Pratiquer une activité sportive durant un arrêt maladie n’est pas déloyal

La Cour de cassation a récemment statué sur l’exercice d’une activité sportive pendant un arrêt maladie et sa corrélation avec l’obligation de loyauté envers l’employeur.

La jurisprudence établit que l’exercice d’une activité sportive pendant un arrêt maladie, sans nuire à la santé du salarié, ne constitue pas en soi un manquement à l’obligation de loyauté. Pour qu’un tel manquement soit avéré, il faut prouver un préjudice causé à l’employeur ou à l’entreprise. La Cour de cassation a spécifié que tant que l’activité exercée n’est pas concurrente à celle de l’employeur, le salarié n’enfreint pas son obligation de loyauté.

Dans une affaire concernant un employé de la RATP ayant participé à des compétitions de badminton pendant ses arrêts maladie, la Cour de cassation a examiné la question du préjudice causé à l’employeur. La cour d’appel avait jugé le licenciement sans cause réelle et sérieuse, considérant que la participation du salarié à ces compétitions n’avait nullement porté préjudice à l’entreprise.

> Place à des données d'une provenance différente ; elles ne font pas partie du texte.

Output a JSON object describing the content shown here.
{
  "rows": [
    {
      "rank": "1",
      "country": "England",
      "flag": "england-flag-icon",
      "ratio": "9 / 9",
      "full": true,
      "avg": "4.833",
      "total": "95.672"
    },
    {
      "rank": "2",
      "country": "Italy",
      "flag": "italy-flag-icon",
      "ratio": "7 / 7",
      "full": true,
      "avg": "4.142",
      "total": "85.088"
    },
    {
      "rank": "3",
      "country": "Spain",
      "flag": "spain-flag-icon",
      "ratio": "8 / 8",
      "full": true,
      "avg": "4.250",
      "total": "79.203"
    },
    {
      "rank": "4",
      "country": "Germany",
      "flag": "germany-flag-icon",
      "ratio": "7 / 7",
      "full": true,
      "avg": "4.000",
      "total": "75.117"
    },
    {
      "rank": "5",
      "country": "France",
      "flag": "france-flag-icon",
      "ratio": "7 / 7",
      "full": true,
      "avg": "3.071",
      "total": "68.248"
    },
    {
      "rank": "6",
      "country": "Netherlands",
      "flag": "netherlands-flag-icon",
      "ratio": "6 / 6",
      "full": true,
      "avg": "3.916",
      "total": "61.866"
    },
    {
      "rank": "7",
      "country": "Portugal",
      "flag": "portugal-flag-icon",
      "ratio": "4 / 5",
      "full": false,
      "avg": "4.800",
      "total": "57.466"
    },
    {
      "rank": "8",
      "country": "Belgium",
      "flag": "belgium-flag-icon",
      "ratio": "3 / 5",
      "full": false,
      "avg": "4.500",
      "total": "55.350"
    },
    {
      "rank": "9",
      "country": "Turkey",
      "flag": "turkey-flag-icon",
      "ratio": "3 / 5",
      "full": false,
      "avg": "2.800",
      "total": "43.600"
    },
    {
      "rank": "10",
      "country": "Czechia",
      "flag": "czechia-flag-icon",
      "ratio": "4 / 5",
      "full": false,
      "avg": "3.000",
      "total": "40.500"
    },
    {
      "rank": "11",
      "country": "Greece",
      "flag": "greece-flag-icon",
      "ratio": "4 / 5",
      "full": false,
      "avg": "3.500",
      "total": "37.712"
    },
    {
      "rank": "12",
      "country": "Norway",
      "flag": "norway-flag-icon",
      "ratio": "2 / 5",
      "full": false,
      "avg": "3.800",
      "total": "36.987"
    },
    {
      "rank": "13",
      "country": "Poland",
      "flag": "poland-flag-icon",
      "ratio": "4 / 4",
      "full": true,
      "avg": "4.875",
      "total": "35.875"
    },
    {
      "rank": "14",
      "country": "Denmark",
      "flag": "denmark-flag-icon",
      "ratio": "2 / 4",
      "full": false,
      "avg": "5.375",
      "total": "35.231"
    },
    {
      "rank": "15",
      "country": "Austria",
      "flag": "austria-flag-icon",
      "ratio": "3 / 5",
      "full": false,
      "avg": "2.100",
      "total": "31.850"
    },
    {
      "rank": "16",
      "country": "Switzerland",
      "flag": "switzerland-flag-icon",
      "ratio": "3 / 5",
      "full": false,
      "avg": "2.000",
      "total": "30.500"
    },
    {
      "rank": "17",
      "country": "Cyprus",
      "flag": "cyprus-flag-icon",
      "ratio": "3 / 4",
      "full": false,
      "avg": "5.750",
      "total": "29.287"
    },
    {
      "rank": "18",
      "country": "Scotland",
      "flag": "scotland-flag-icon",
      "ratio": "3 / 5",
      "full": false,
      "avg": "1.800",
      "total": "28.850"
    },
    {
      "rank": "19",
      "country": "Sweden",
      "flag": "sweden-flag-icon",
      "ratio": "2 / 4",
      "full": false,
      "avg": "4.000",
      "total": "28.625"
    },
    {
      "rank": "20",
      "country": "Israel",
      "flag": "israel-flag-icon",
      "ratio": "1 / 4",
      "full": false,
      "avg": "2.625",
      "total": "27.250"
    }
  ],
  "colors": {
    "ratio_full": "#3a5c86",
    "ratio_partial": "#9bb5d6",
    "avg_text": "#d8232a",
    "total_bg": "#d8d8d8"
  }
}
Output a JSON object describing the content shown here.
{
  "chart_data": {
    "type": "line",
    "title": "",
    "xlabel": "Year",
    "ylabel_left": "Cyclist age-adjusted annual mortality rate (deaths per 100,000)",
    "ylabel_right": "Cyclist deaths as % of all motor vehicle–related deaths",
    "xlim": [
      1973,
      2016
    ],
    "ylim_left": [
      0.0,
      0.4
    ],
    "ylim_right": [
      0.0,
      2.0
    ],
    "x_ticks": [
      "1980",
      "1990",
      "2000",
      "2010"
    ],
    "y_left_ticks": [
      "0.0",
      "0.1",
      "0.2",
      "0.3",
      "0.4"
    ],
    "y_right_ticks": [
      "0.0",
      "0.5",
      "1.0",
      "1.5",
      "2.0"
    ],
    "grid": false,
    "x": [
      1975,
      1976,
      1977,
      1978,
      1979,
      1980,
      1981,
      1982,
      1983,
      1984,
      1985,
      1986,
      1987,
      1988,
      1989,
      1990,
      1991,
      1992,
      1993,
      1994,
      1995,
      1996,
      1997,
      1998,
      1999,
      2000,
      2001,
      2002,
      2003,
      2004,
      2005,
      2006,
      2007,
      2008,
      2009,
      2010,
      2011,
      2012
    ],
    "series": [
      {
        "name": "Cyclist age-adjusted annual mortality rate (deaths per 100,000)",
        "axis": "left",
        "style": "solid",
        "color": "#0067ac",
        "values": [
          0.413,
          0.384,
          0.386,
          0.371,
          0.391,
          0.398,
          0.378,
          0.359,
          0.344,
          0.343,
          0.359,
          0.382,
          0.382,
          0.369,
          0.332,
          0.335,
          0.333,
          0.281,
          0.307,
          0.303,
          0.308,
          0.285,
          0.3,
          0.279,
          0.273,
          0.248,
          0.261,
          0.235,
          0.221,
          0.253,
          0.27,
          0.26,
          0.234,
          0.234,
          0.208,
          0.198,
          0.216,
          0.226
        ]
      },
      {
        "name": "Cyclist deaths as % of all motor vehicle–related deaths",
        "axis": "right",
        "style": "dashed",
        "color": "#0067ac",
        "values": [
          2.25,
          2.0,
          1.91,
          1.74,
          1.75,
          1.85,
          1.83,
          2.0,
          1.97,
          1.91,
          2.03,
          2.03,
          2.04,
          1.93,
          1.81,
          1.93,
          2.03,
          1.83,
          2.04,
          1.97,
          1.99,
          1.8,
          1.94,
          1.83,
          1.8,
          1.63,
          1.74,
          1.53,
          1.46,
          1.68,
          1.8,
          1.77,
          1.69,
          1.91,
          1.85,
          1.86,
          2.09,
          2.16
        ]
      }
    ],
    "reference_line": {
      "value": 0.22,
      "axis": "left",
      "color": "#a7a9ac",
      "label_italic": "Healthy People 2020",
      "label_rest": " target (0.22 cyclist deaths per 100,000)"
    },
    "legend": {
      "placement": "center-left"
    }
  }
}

L’employeur a argumenté que le maintien intégral du salaire par lui-même pendant l’arrêt maladie aurait constitué un préjudice économique et financier, mais la Cour de cassation a rejeté cette idée. Elle a rappelé que le simple paiement intégral du salaire par l’employeur durant l’arrêt de travail ne pouvait être considéré comme un préjudice pour l’entreprise.

En outre, l’employeur a soutenu que l’activité physique du salarié durant son arrêt de travail aurait pu aggraver son état de santé, constituant ainsi un acte de déloyauté. Cependant, la Cour de cassation a également rejeté cet argument, approuvant la décision de la cour d’appel. Celle-ci avait estimé que la participation du salarié à ces compétitions sportives n’avait ni aggravé son état de santé ni prolongé ses arrêts de travail.

Ainsi, la Cour de cassation a conclu que le salarié n’avait pas enfreint son obligation de loyauté en pratiquant ces activités sportives pendant ses arrêts maladie, ne confirmant pas la faute grave qui lui avait été reprochée.